No chat, os traficantes discutiam a organização das cargas e trocavam frequentemente de dispositivos para evitar rastreamento. Após combinar o envio, utilizavam aeronaves para transportar a droga até o litoral, onde era transferida para embarcações marítimas.
A droga era escondida em navios mercantes ou veleiros, sendo içada a bordo com cordas. O grupo pagava tripulantes para ocultar a cocaína em contêineres refrigerados, utilizando bolsas estanques e dispositivos de GPS para monitorar as cargas.
Os criminosos também coordenavam o resgate da droga em portos europeus através de chats, com operações em locais como Ancona, na Itália, e Antuérpia, na Bélgica.

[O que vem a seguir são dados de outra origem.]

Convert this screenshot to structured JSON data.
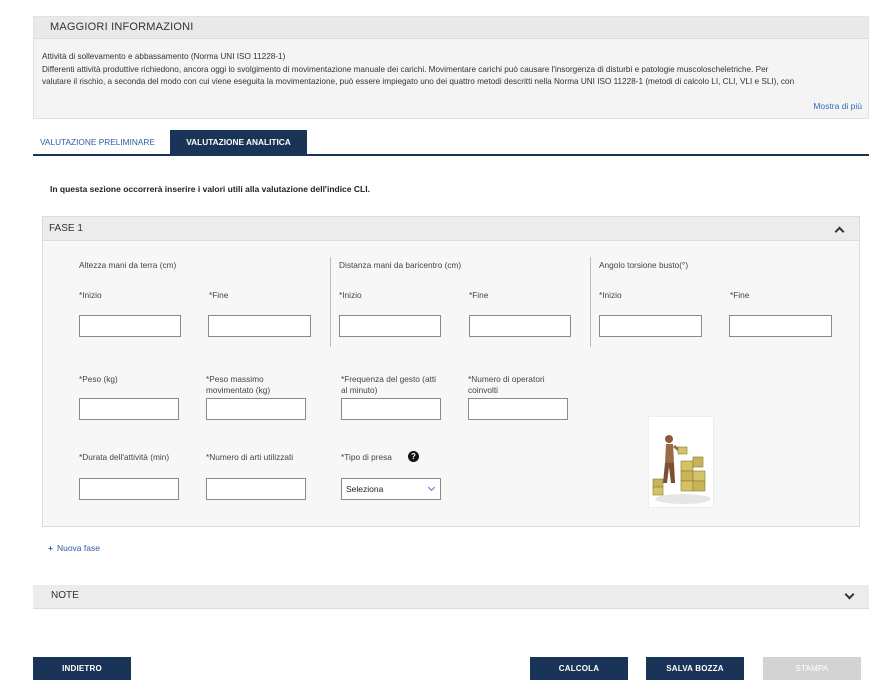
{
  "info": {
    "header": "MAGGIORI INFORMAZIONI",
    "lines": [
      "Attività di sollevamento e abbassamento (Norma UNI ISO 11228-1)",
      "Differenti attività produttive richiedono, ancora oggi lo svolgimento di movimentazione manuale dei carichi. Movimentare carichi può causare l'insorgenza di disturbi e patologie muscoloscheletriche. Per",
      "valutare il rischio, a seconda del modo con cui viene eseguita la movimentazione, può essere impiegato uno dei quattro metodi descritti nella Norma UNI ISO 11228-1 (metodi di calcolo LI, CLI, VLI e SLI), con"
    ],
    "more_link": "Mostra di più"
  },
  "tabs": [
    {
      "label": "VALUTAZIONE PRELIMINARE",
      "active": false
    },
    {
      "label": "VALUTAZIONE ANALITICA",
      "active": true
    }
  ],
  "intro": "In questa sezione occorrerà inserire i valori utili alla valutazione dell'indice CLI.",
  "fase": {
    "title": "FASE 1",
    "groups": [
      {
        "label": "Altezza mani da terra (cm)",
        "start": "*Inizio",
        "end": "*Fine"
      },
      {
        "label": "Distanza mani da baricentro (cm)",
        "start": "*Inizio",
        "end": "*Fine"
      },
      {
        "label": "Angolo torsione busto(°)",
        "start": "*Inizio",
        "end": "*Fine"
      }
    ],
    "row2": [
      {
        "label": "*Peso (kg)"
      },
      {
        "label": "*Peso massimo movimentato (kg)"
      },
      {
        "label": "*Frequenza del gesto (atti al minuto)"
      },
      {
        "label": "*Numero di operatori coinvolti"
      }
    ],
    "row3": [
      {
        "label": "*Durata dell'attività (min)"
      },
      {
        "label": "*Numero di arti utilizzati"
      },
      {
        "label": "*Tipo di presa"
      }
    ],
    "select_value": "Seleziona",
    "help_icon": "?"
  },
  "nuova_fase": "Nuova fase",
  "note": {
    "title": "NOTE"
  },
  "buttons": {
    "back": "INDIETRO",
    "calc": "CALCOLA",
    "save": "SALVA BOZZA",
    "print": "STAMPA"
  },
  "colors": {
    "navy": "#1a3457",
    "link": "#2f5fa0",
    "disabled": "#d3d3d3"
  }
}
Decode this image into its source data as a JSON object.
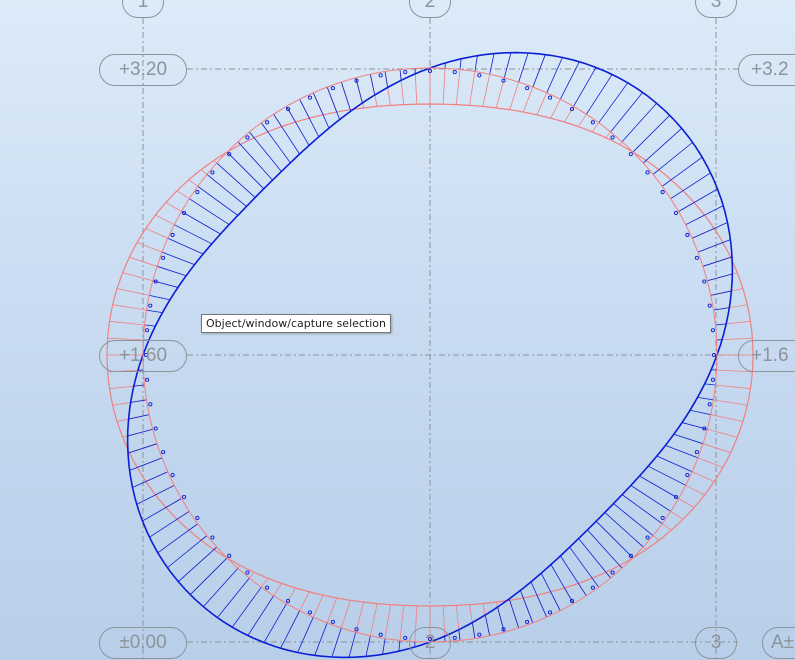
{
  "grid": {
    "axes": [
      "1",
      "2",
      "3"
    ],
    "levels": {
      "top": "+3.20",
      "top_right": "+3.2",
      "middle": "+1.60",
      "middle_right": "+1.6",
      "bottom": "±0.00",
      "bottom_right": "A±"
    }
  },
  "tooltip": {
    "text": "Object/window/capture selection"
  },
  "colors": {
    "background_top": "#dcebf8",
    "background_bottom": "#b9cfe9",
    "gridline": "#8d939a",
    "load_diagram_red": "#f08080",
    "load_diagram_blue": "#0a1fd6"
  }
}
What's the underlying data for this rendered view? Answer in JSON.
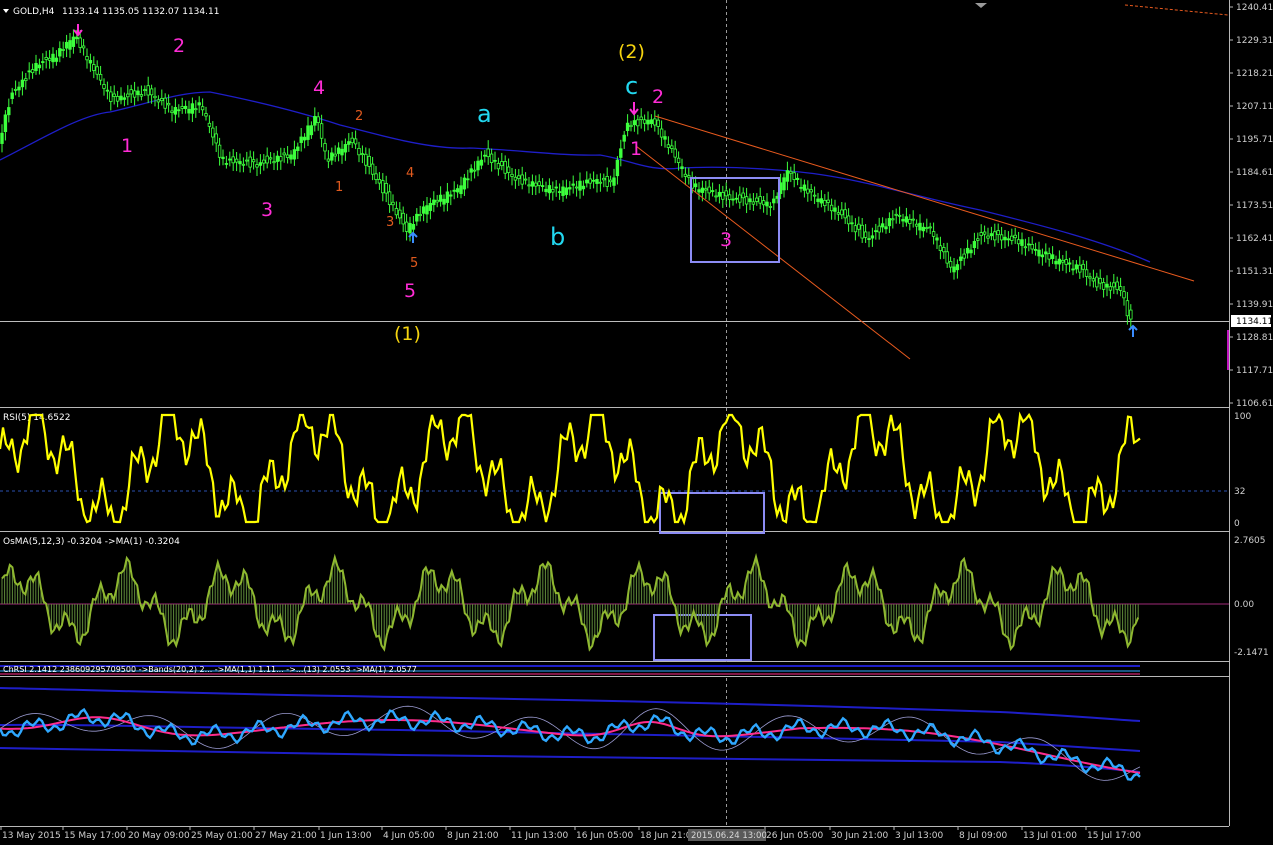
{
  "header": {
    "symbol": "GOLD,H4",
    "ohlc": "1133.14 1135.05 1132.07 1134.11"
  },
  "price_axis": {
    "labels": [
      "1240.41",
      "1229.31",
      "1218.21",
      "1207.11",
      "1195.71",
      "1184.61",
      "1173.51",
      "1162.41",
      "1151.31",
      "1139.91",
      "1128.81",
      "1117.71",
      "1106.61"
    ],
    "current_price": "1134.11"
  },
  "time_axis": {
    "labels": [
      "13 May 2015",
      "15 May 17:00",
      "20 May 09:00",
      "25 May 01:00",
      "27 May 21:00",
      "1 Jun 13:00",
      "4 Jun 05:00",
      "8 Jun 21:00",
      "11 Jun 13:00",
      "16 Jun 05:00",
      "18 Jun 21:00",
      "26 Jun 05:00",
      "30 Jun 21:00",
      "3 Jul 13:00",
      "8 Jul 09:00",
      "13 Jul 01:00",
      "15 Jul 17:00"
    ],
    "crosshair_label": "2015.06.24 13:00"
  },
  "waves": [
    {
      "text": "2",
      "color": "#ff2cd6"
    },
    {
      "text": "1",
      "color": "#ff2cd6"
    },
    {
      "text": "3",
      "color": "#ff2cd6"
    },
    {
      "text": "4",
      "color": "#ff2cd6"
    },
    {
      "text": "5",
      "color": "#ff2cd6"
    },
    {
      "text": "2",
      "color": "#e05a1e"
    },
    {
      "text": "1",
      "color": "#e05a1e"
    },
    {
      "text": "4",
      "color": "#e05a1e"
    },
    {
      "text": "3",
      "color": "#e05a1e"
    },
    {
      "text": "5",
      "color": "#e05a1e"
    },
    {
      "text": "(1)",
      "color": "#f5d40f"
    },
    {
      "text": "a",
      "color": "#22d8f0"
    },
    {
      "text": "b",
      "color": "#22d8f0"
    },
    {
      "text": "(2)",
      "color": "#f5d40f"
    },
    {
      "text": "c",
      "color": "#22d8f0"
    },
    {
      "text": "2",
      "color": "#ff2cd6"
    },
    {
      "text": "1",
      "color": "#ff2cd6"
    },
    {
      "text": "3",
      "color": "#ff2cd6"
    }
  ],
  "rsi": {
    "label": "RSI(5) 14.6522",
    "levels": [
      "100",
      "32",
      "0"
    ]
  },
  "osma": {
    "label": "OsMA(5,12,3) -0.3204  ->MA(1) -0.3204",
    "levels": [
      "2.7605",
      "0.00",
      "-2.1471"
    ]
  },
  "band_indicator": {
    "label": "ChRSI 2.1412 238609295709500  ->Bands(20,2) 2...  ->MA(1,1) 1.11...  ->...(13) 2.0553  ->MA(1) 2.0577"
  },
  "colors": {
    "background": "#000000",
    "candle": "#3dff3d",
    "ma": "#1e1ec8",
    "rsi": "#ffff00",
    "osma_line": "#8fb830",
    "trendline": "#e85a1e",
    "box": "#8c8cf5",
    "band_fast": "#2fa8ff",
    "band_slow": "#ff2c8c"
  },
  "icons": {
    "sell_arrow": "arrow-down-icon",
    "buy_arrow": "arrow-up-icon"
  }
}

A Operação Narco Sky é um desdobramento da Narco Vela, uma das principais investigações da PF contra o tráfico internacional de drogas por rotas marítimas. Foram cumpridos mandados nos estados de São Paulo, Rio Grande do Sul e Pará.
A Polícia Federal destacou a complexidade da estrutura criminosa, que utilizava embarcações e rotas marítimas internacionais para o tráfico de drogas. As ordens judiciais foram expedidas pela 5ª Vara Federal de Santos (SP).
Na operação Narco Vela, deflagrada em abril de 2025, Marco Aurélio de Souza, o Lelinho, foi identificado como um dos principais articuladores do tráfico de cocaína do PCC para a Europa. Ele teria enviado 2 toneladas da droga para a Espanha em julho de 2022.
Lelinho montou uma frota de pequenas embarcações para transportar a cocaína até veleiros em alto-mar, que realizavam a travessia pelo Oceano Atlântico. A operação revelou indícios de que ele utilizava sua posição empresarial para dissimular atividades ilícitas.